N-P : Quel rôle allez-vous jouer ?

M.V. : Un mime et une des deux personnes qui va faire découvrir les mots dans le jeu « Time’s up », élu As d’Or de l’année 2006.

N-P : Quel a été votre jeu favori quand vous étiez enfant ?

M.V. : Mon jeu favori ? Ouhlala... je n’étais pas très jeu malheureusement. Par contre, depuis que j’ai deux enfants, je m’y intéresse énormément car ils sont férus de jeux. Mais moi, personnellement, non. J’étais dans le milieu artistique. J’étais plutôt sur les routes en train de travailler. Bon, j’ai joué comme tout le monde au Monopoly, à la bataille de soldats. Mais je n’étais pas féru de jeux comme le sont mes enfants.

N-P : Et aujourd’hui ?


M.V. : Avec mes 2 enfants ! Un peu plus. J’ai connu, il y a 15-20 ans, un grand ami, Christophe Boelinger qui a créé le jeu « Dungeon Twister » en 2004. Il a initié mon fils à ce jeu. Et c’est devenu, pour lui, une véritable drogue. Il a toutes les extensions, les figurines. Il s’est mesuré l’autre jour à un classé français, il l’a battu et il a 10 et demi. Il est complètement féru de ce jeu. Mais il faut dire que ce jeu est exceptionnellement bon. Sinon, je joue au Trivial Pursuit, à des jeux qui touchent le cinéma, le spectacle ...

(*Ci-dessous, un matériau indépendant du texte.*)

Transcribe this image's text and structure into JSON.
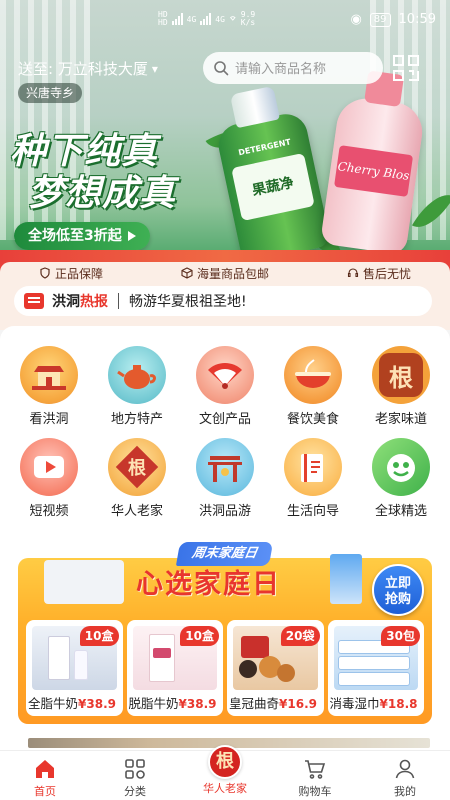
{
  "status_bar": {
    "network_a": "HD",
    "network_b": "4G",
    "network_c": "HD",
    "network_d": "4G",
    "speed_value": "9.9",
    "speed_unit": "K/s",
    "battery": "89",
    "time": "10:59"
  },
  "header": {
    "delivery_to": "送至: 万立科技大厦",
    "town": "兴唐寺乡",
    "search_placeholder": "请输入商品名称"
  },
  "banner": {
    "slogan_line1": "种下纯真",
    "slogan_line2": "梦想成真",
    "promo": "全场低至3折起",
    "product1_label": "果蔬净",
    "product1_brand": "DETERGENT",
    "product2_label": "Cherry Blos"
  },
  "assurances": [
    "正品保障",
    "海量商品包邮",
    "售后无忧"
  ],
  "news": {
    "tag_a": "洪洞",
    "tag_b": "热报",
    "message": "畅游华夏根祖圣地!"
  },
  "categories": [
    {
      "label": "看洪洞",
      "icon": "temple-icon"
    },
    {
      "label": "地方特产",
      "icon": "teapot-icon"
    },
    {
      "label": "文创产品",
      "icon": "fan-icon"
    },
    {
      "label": "餐饮美食",
      "icon": "noodle-bowl-icon"
    },
    {
      "label": "老家味道",
      "icon": "root-character-icon",
      "glyph": "根"
    },
    {
      "label": "短视频",
      "icon": "video-play-icon"
    },
    {
      "label": "华人老家",
      "icon": "root-emblem-icon",
      "glyph": "根"
    },
    {
      "label": "洪洞品游",
      "icon": "gate-icon"
    },
    {
      "label": "生活向导",
      "icon": "guide-book-icon"
    },
    {
      "label": "全球精选",
      "icon": "global-select-icon"
    }
  ],
  "weekend_promo": {
    "tag": "周末家庭日",
    "title": "心选家庭日",
    "buy_line1": "立即",
    "buy_line2": "抢购",
    "products": [
      {
        "name": "全脂牛奶",
        "price": "¥38.9",
        "qty": "10盒"
      },
      {
        "name": "脱脂牛奶",
        "price": "¥38.9",
        "qty": "10盒"
      },
      {
        "name": "皇冠曲奇",
        "price": "¥16.9",
        "qty": "20袋"
      },
      {
        "name": "消毒湿巾",
        "price": "¥18.8",
        "qty": "30包"
      }
    ]
  },
  "tabbar": {
    "items": [
      {
        "label": "首页",
        "icon": "home-icon",
        "active": true
      },
      {
        "label": "分类",
        "icon": "category-grid-icon"
      },
      {
        "label": "华人老家",
        "icon": "brand-logo-icon",
        "glyph": "根"
      },
      {
        "label": "购物车",
        "icon": "cart-icon"
      },
      {
        "label": "我的",
        "icon": "profile-icon"
      }
    ]
  },
  "colors": {
    "brand_red": "#e8372d",
    "promo_orange": "#ffb02a",
    "slogan_green": "#1e8a3c"
  }
}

N-P : Vous avez commencé en 1978 en suivant une formation de technicien de spectacle, puis 10 ans plus tard, vous vous êtes tourné vers le métier d’imitateur. Quel a été le déclic ?

M.V. : Le déclic m’est venu quand j’ai vu Freddie Mercury à Wembley (1986) qui est devenu mon idole le jour où je l’ai vu sur scène. J’ai voulu l’imiter. Ensuite, j’ai imité Mickael Jackson. J’avais fait, comme mon père, une formation lyrique au conservatoire de Paris et ça m’a permis d’avoir une bonne technique vocale. Je n’ai pas continué car le chant est un art très difficile et je suis légèrement fainéant à ce niveau. Il fallait 5 à 6 heures d’entraînement quotidien et je n’étais pas assez passionné pour m’y mettre à fond. Je me suis servi de ce minimum de technique vocale pour imiter les autres. L’imitation « chantée », c’est uniquement de la technique vocale. Ce n’est pas du tout comme l’imitation « parlée », là, c’est plus dans le phrasé, la comédie, la gestuelle... Si on veut imiter Céline Dion, Pavarotti... C’est de la technique vocale qu’il faut utiliser.

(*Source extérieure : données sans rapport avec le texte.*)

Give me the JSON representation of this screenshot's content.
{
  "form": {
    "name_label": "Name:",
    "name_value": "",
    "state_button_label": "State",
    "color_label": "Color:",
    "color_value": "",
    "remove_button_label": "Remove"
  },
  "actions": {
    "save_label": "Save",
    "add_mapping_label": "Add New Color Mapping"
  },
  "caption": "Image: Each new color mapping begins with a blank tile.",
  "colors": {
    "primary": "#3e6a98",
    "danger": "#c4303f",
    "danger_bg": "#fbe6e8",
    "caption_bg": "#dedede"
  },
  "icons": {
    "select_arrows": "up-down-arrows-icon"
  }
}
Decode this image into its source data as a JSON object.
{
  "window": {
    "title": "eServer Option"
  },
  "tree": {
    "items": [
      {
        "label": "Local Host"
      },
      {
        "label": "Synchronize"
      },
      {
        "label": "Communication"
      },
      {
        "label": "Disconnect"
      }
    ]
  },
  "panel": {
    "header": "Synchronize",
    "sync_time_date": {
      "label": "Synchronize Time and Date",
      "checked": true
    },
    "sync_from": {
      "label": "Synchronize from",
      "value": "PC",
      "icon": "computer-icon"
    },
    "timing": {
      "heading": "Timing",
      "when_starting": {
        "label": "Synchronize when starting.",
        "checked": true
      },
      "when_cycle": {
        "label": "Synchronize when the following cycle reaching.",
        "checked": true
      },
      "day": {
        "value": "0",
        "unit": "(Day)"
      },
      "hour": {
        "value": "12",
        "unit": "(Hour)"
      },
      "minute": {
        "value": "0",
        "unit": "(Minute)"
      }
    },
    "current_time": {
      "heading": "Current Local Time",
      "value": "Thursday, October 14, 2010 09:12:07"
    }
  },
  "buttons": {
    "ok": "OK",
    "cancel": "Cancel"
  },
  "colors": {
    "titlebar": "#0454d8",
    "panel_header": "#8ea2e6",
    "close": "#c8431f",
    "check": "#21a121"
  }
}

N-P : Vous pouvez imiter tous les chanteurs ?

M.V. : Tous. Oui. Chanteurs ou chanteuses. Par contre, en ce qui concerne les voix parlées, je ne suis pas bon du tout.

N-P : Actuellement, vous êtes en train de préparer un nouveau spectacle ?

M.V. : Oui, en effet. Je suis en train de le monter sur Paris. C’est pour "fêter" les 15 ans de la mort de "Monsieur Mercury". Dernièrement, j’ai enregistré une chanson à Toulouse qui va bientôt sortir et qui s’appellera « Freedie ». J’en ai écrit beaucoup, des spectacles, mais c’est vrai que c’est mon premier spectacle solo sur Paris.

N-P : Quel thème allez-vous aborder ?

M.V. : C’est un hommage que je vais rendre à mon idole. Il va y avoir plein de gens qui vont venir rendre hommage à Freddie Mercury. Il va y avoir des duos virtuels entre Freddie et Céline Dion par exemple et tous les grands artistes de la scène française et internationale seront présents pour lui rendre hommage par le biais d’imitation. Il va y avoir des sketchs, des parodies, des flash-back, des moments émouvants, des passages a capella. Je suis en train de travailler dessus. J’ai écrit à peu près la moitié du spectacle et j’espère le terminer d’ici un mois et demi.

N-P : Après, vous envisagez de partir en tournée ?

M.V. : Oui, j’aimerais bien. Mais d’abord, je le présente à Paris et puis, si ça marche bien, je pars en tournée.

N-P : Quel est l’imitateur que vous appréciez le plus ?

M.V. : Patrick Sébastien, c’est un bon copain. C’est lui qui m’a fait faire ma première télé et il m’invite tous les ans dans ses émissions. C’est quelqu’un de parole, il est comme à la télé, il est lui-même. Bon, c’est vrai, il est moins imitateur maintenant, car actuellement, il est plus dans la production, dans l’animation, la présentation.
Tu sais, je n’ai pas eu la chance de rencontrer Thierry Le Luron sur scène, mais j’ai vu Sébastien sur scène en 82, 83, 84 et 85. C’est un cyclone sur scène. Il est unique et avant d’être un imitateur, c’est une bête de scène.

N-P : Et celui que vous appréciez le moins ?

M.V. : Le métier d’imitateur, c’est un métier très individualiste. Tout le monde s’adore mais...tout le monde s’adore. Donc, on ne va pas dire du mal (rire) ! Là, je suis avec la bande à Ruquier en ce moment sur vos imitations préférées mais on s’entend bien alors je ne vais pas dire du mal. Il y a des affinités mais ce n’est pas la peine de faire de la peine !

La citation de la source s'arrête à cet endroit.